The start of the year always marks a turning point in my training. As the bells chime to announce 2019, my mindset becomes narrower, focussing on my aims for the 365 days ahead. Over the winter months, my training is a little monotonous; bigger volume; shorter recovery; more repetition. But as the new year beckons things switch up a gear. I always spend Christmas with my mum (who as you know, is also my coach) which gives us both an opportunity to sit down and work out my plans for the year ahead. What are my goal races for 2019? When do I need to peak? Where will I go for a training camp? What sort of training should we be doing during this period? These are just a few of the questions that we will work through to generate an overview plan for 2019. It’s a plan that’s never set in stone as we can’t account for illness, injury or any other set backs that may occur along the way but we set out exactly what we want to achieve throughout the year.
Admittedly it’s not an ideal situation having my coach in another country as all of my sessions are done ‘solo’ but it has made me much more independent and strong willed.
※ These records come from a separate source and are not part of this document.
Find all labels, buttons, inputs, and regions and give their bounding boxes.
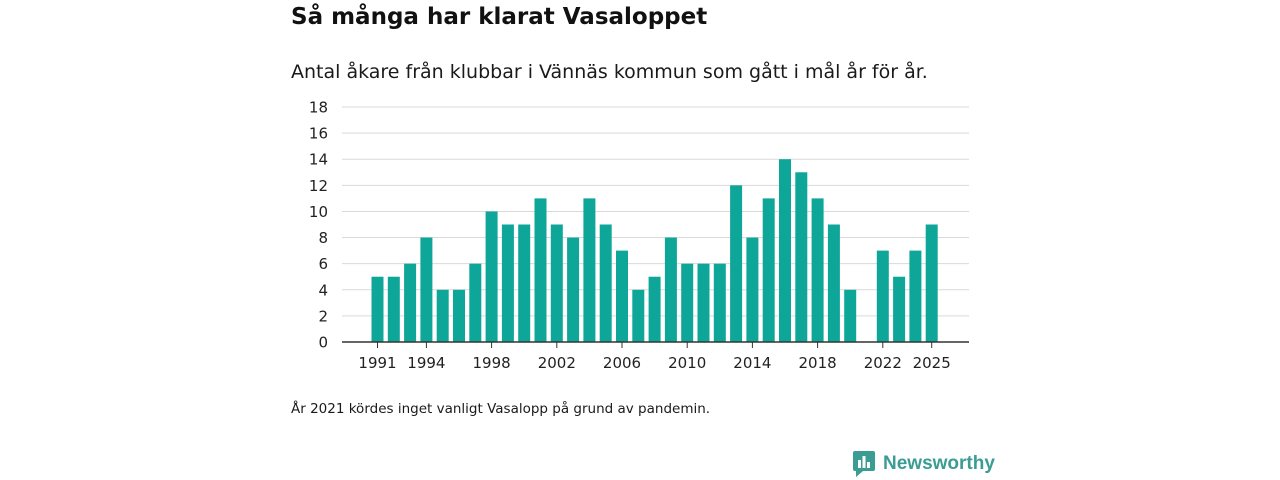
- y-tick-label: 16: [309, 125, 328, 143]
- y-tick-label: 10: [309, 203, 328, 221]
- chart-title: Så många har klarat Vasaloppet: [291, 4, 708, 30]
- bar-1994: [420, 237, 433, 342]
- bar-2024: [909, 250, 922, 342]
- bar-2020: [844, 289, 857, 342]
- bar-2017: [795, 172, 808, 342]
- x-tick-label: 2025: [913, 354, 951, 372]
- bar-2010: [681, 263, 694, 342]
- bar-2014: [746, 237, 759, 342]
- bar-2025: [925, 224, 938, 342]
- bar-2006: [616, 250, 628, 342]
- x-tick-label: 2022: [864, 354, 902, 372]
- x-tick-label: 2018: [799, 354, 837, 372]
- chart-subtitle: Antal åkare från klubbar i Vännäs kommun…: [291, 61, 928, 83]
- y-tick-label: 8: [318, 229, 328, 247]
- bar-2000: [518, 224, 531, 342]
- brand-name: Newsworthy: [883, 453, 995, 474]
- bar-2022: [876, 250, 889, 342]
- bar-1991: [371, 276, 384, 342]
- bar-2009: [664, 237, 677, 342]
- bar-2001: [534, 198, 547, 342]
- bar-2012: [713, 263, 726, 342]
- y-tick-label: 6: [318, 255, 328, 273]
- bar-1996: [453, 289, 465, 342]
- y-tick-label: 14: [309, 151, 328, 169]
- y-tick-label: 18: [309, 99, 328, 117]
- y-tick-label: 4: [318, 281, 328, 299]
- bar-2023: [893, 276, 906, 342]
- bar-1993: [404, 263, 417, 342]
- bar-2005: [599, 224, 612, 342]
- x-tick-label: 2006: [603, 354, 641, 372]
- bar-1998: [485, 211, 498, 342]
- bar-1999: [501, 224, 514, 342]
- x-tick-label: 1998: [473, 354, 511, 372]
- bar-2004: [583, 198, 596, 342]
- bar-2011: [697, 263, 710, 342]
- x-tick-label: 2010: [668, 354, 706, 372]
- y-tick-label: 0: [318, 334, 328, 352]
- x-tick-label: 2002: [538, 354, 576, 372]
- brand-logo: Newsworthy: [853, 451, 995, 477]
- x-tick-label: 1994: [407, 354, 445, 372]
- x-tick-label: 2014: [733, 354, 771, 372]
- y-tick-label: 2: [318, 307, 328, 325]
- bar-1992: [387, 276, 400, 342]
- bar-1997: [469, 263, 482, 342]
- x-tick-label: 1991: [358, 354, 396, 372]
- bar-2015: [762, 198, 775, 342]
- bar-2007: [632, 289, 645, 342]
- bar-2002: [550, 224, 563, 342]
- bars: [371, 159, 938, 342]
- bar-2019: [827, 224, 840, 342]
- bar-2003: [567, 237, 580, 342]
- axes: 0 2 4 6 8 10 12 14 16 18 1991 1994 1998 2002 2006 2010 2…: [309, 99, 969, 372]
- newsworthy-logo-icon: [853, 451, 875, 477]
- y-tick-label: 12: [309, 177, 328, 195]
- bar-2016: [779, 159, 791, 342]
- bar-2018: [811, 198, 824, 342]
- bar-2013: [730, 185, 743, 342]
- bar-1995: [436, 289, 449, 342]
- footnote: År 2021 kördes inget vanligt Vasalopp på…: [291, 401, 711, 417]
- bar-2008: [648, 276, 661, 342]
I don’t need someone to hold my hand or to make sure I’m doing all my training – my motivation is internally driven. I want to succeed and more importantly I want to make my family proud.
Being on my own means that I have to make sensible decisions about when to slow down. As an athlete, you always want to push the limits but sometimes this attribute can be an athlete’s downfall. Many will end up injured or fatigued because they don’t know when to stop pushing themselves. I’ve certainly fallen foul of this in previous years but I’m much more in tune with my body now and I also have the added help from my partner, Michael. Michael (Rimmer) is also a professional athlete and he’s been in this sport much longer than me. Having learnt from his own mistakes over the years he helps me avoid making the same ones.
From the outside, it may look like I operate on my own and to an extent that’s true but I have the most amazing people in my corner, supporting me every step of the way. Not only do I have the knowledge of a world-class coach within my mum, I have the help and support of someone who knows me better than even I do. My mum is the brains behind all my training but it’s Michael who is with me on the ground, standing in the freezing cold, timing my sessions on a dark, Saturday morning!
So what does 2019 have in store? Currently, I am out in Doha ahead of the Ooreedo Marathon on Friday. Thankfully I won’t be doing the marathon just yet! They have a 10K race that I enjoy running every year as it’s a nice way to end a three-week spell with my family over Christmas.
Training continued to pick up over the last month and I’ve just finished one of my highest ever blocks of mileage. It’s been a gruelling slog and my legs are feeling more tired than ever but hopefully that the work will pay off when it comes to the summer season. However, it does mean that I’m not aiming for fireworks in my first race of the year this week. There won’t be any personal bests to report but I have to stay mentally strong through these hard training periods and accept that it’s part of our long-term vision to make sure I peak at the right time.
2019 is a strange year for athletics as it’s the first time a major championships event will be held in October. This is two months later than usual. The reason for it being so much later is that the World Championships are visiting Doha, Qatar for the first time and because of the extraordinary heat during July and August, the champs were moved back by a few months. This then impacts the rest of the racing season, shifting everything back by around eight weeks and so, we as athletes, need to make sure we are at our peak a full two months later than normal.
Usually I would be enjoying a three week break in October but hopefully that will not be the case this year. All my focus is on competing at the Doha World Championships. Qatar is a country I frequently visit as my mum lives and works here. It’s become a home away from home for me with a host of new family and friends from around the world. The facilities are world class and the new Khalifa Stadium looks more spectacular than any I’ve ever seen. I want to give myself every opportunity to be on fine form come October.
Before that is an opportunity to compete in Scotland once more! Its not often that Scotland hosts international athletics events but in March this year the European Championships head to the Emirates Arena in Glasgow. When I was a kid, I grew up racing in the Kelvin Hall Arena most weekends. As it was the only indoor area we had in Scotland it hosted all of the junior races. I constantly begged my parents to drive me through to Kelvingrove for the weekend to compete. Since it’s closure, I haven’t raced indoors in Scotland so the European Championships would be an amazing experience for me, taking me full circle having competed indoors so frequently as a child.
Knowing that these European championships are in Glasgow has given me extra motivation. It’s fuelled a fire. I’m sure all the other Scottish athletes feel it too. We want to be competing in front of a home crowd.
Scotland has been host to some fantastic sporting events over the years and I have no doubt that Glasgow 2019 will be one to remember. We are a proud sporting nation with such a rich sporting history. I’m doing everything I can to be part of it.